Write your schemas first, then ask AI to extract assumptions and find patterns — AI cannot inspect the unwritten
When using AI to assist schema inspection, first externalize your thinking in writing, then request assumption extraction, pattern detection across entries, or adversarial questioning—because AI can only inspect articulated schemas, not internal ones.
Why This Is a Rule
AI can only operate on text you provide — it cannot introspect your mind. Asking AI "what are my assumptions?" without first externalizing your thinking produces the AI's generic assumptions about people in your situation, not your actual assumptions. The AI doesn't know your schemas because your schemas live in your head, not in the prompt.
The prerequisite — writing first — converts internal schemas into inspectable text. Once externalized, AI becomes a powerful schema inspection tool through three modes: Assumption extraction ("list every assumption embedded in this text"), Pattern detection ("what themes recur across these ten journal entries?"), and Adversarial questioning ("argue against each of my stated rules — what's the strongest case that each one is wrong?").
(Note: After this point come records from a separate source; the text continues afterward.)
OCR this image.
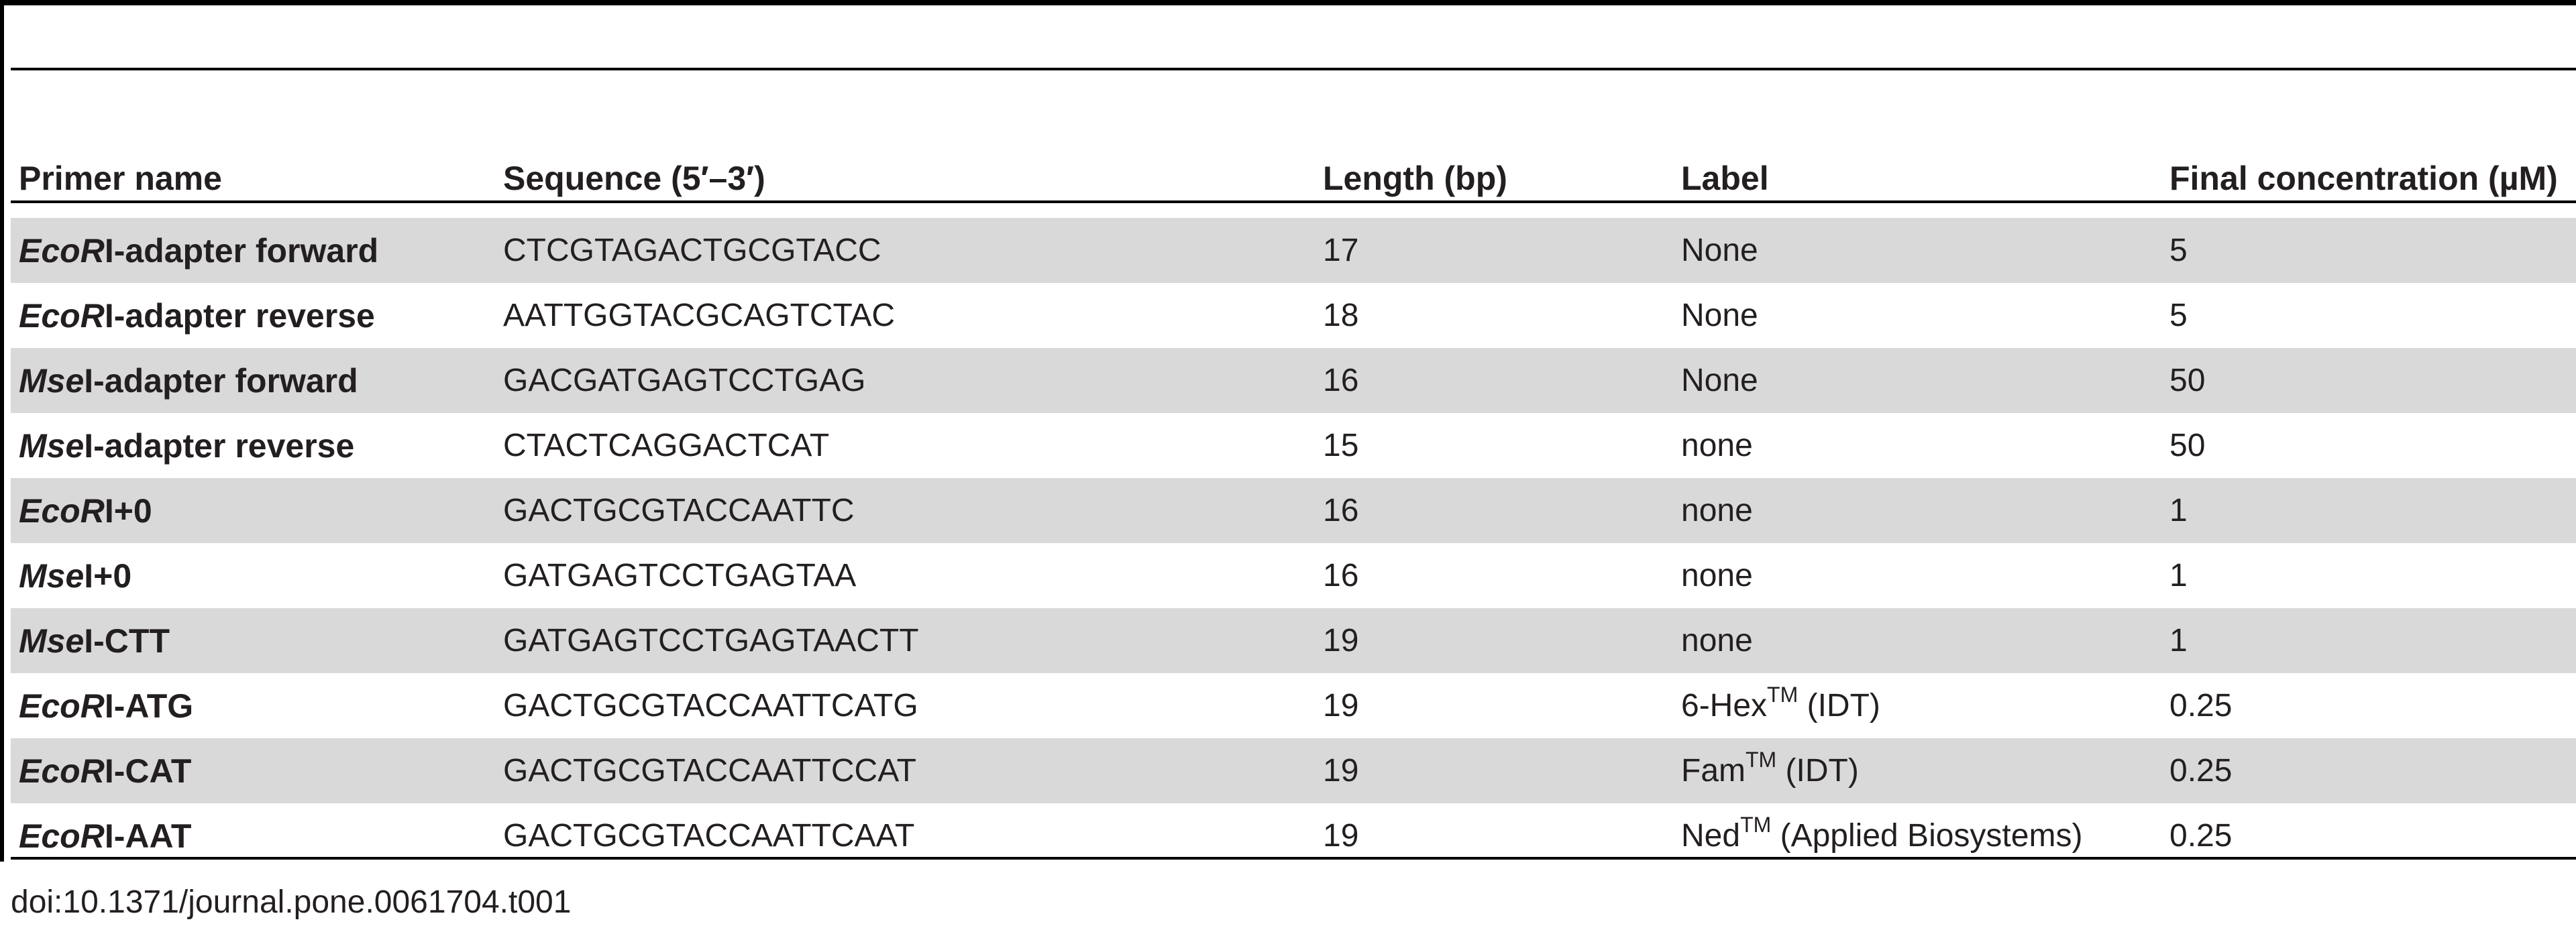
Primer name	Sequence (5′–3′)	Length (bp)	Label	Final concentration (µM)
EcoRI-adapter forward	CTCGTAGACTGCGTACC	17	None	5
EcoRI-adapter reverse	AATTGGTACGCAGTCTAC	18	None	5
MseI-adapter forward	GACGATGAGTCCTGAG	16	None	50
MseI-adapter reverse	CTACTCAGGACTCAT	15	none	50
EcoRI+0	GACTGCGTACCAATTC	16	none	1
MseI+0	GATGAGTCCTGAGTAA	16	none	1
MseI-CTT	GATGAGTCCTGAGTAACTT	19	none	1
EcoRI-ATG	GACTGCGTACCAATTCATG	19	6-Hex™ (IDT)	0.25
EcoRI-CAT	GACTGCGTACCAATTCCAT	19	Fam™ (IDT)	0.25
EcoRI-AAT	GACTGCGTACCAATTCAAT	19	Ned™ (Applied Biosystems)	0.25
doi:10.1371/journal.pone.0061704.t001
Each mode leverages AI's strengths while requiring human externalization as input. The human does what AI can't (introspecting and articulating internal schemas); the AI does what humans can't (processing large volumes of text for patterns, generating adversarial arguments without emotional investment, extracting assumptions with no loyalty to the author's perspective).
When This Fires
- Using AI to assist with self-examination, schema inspection, or mental model analysis
- After completing a schema audit (Five-step schema audit: list rules, source origins, find successes/failures, rate confidence, check evidence) and wanting AI to find patterns across entries
- When you want an adversarial perspective on your operating rules but don't have a thinking partner
- Any AI-augmented self-reflection where the input is your own thinking
Common Failure Mode
Asking AI to analyze your schemas without writing them first: "What patterns do you see in how I think?" The AI has no access to how you think — it can only analyze how you write. Without written externalization, the AI produces generic personality analysis that feels insightful but isn't personalized. Write your schemas first; then AI analysis becomes genuinely personalized because it's operating on your actual articulated thinking.
The Protocol
For AI-assisted schema inspection: (1) Write first: externalize your thinking — operating rules, decision patterns, recurring reactions, assumptions — in text. Don't ask AI to generate this; generate it yourself. (2) Then request one of three AI modes: "Extract every assumption embedded in this text" (assumption extraction), "What patterns do you see across these [N] entries?" (pattern detection), or "Argue against each of my stated rules — what's the strongest case each one is wrong?" (adversarial questioning). (3) Review AI output against your lived experience — AI finds patterns in text; you validate whether they match reality.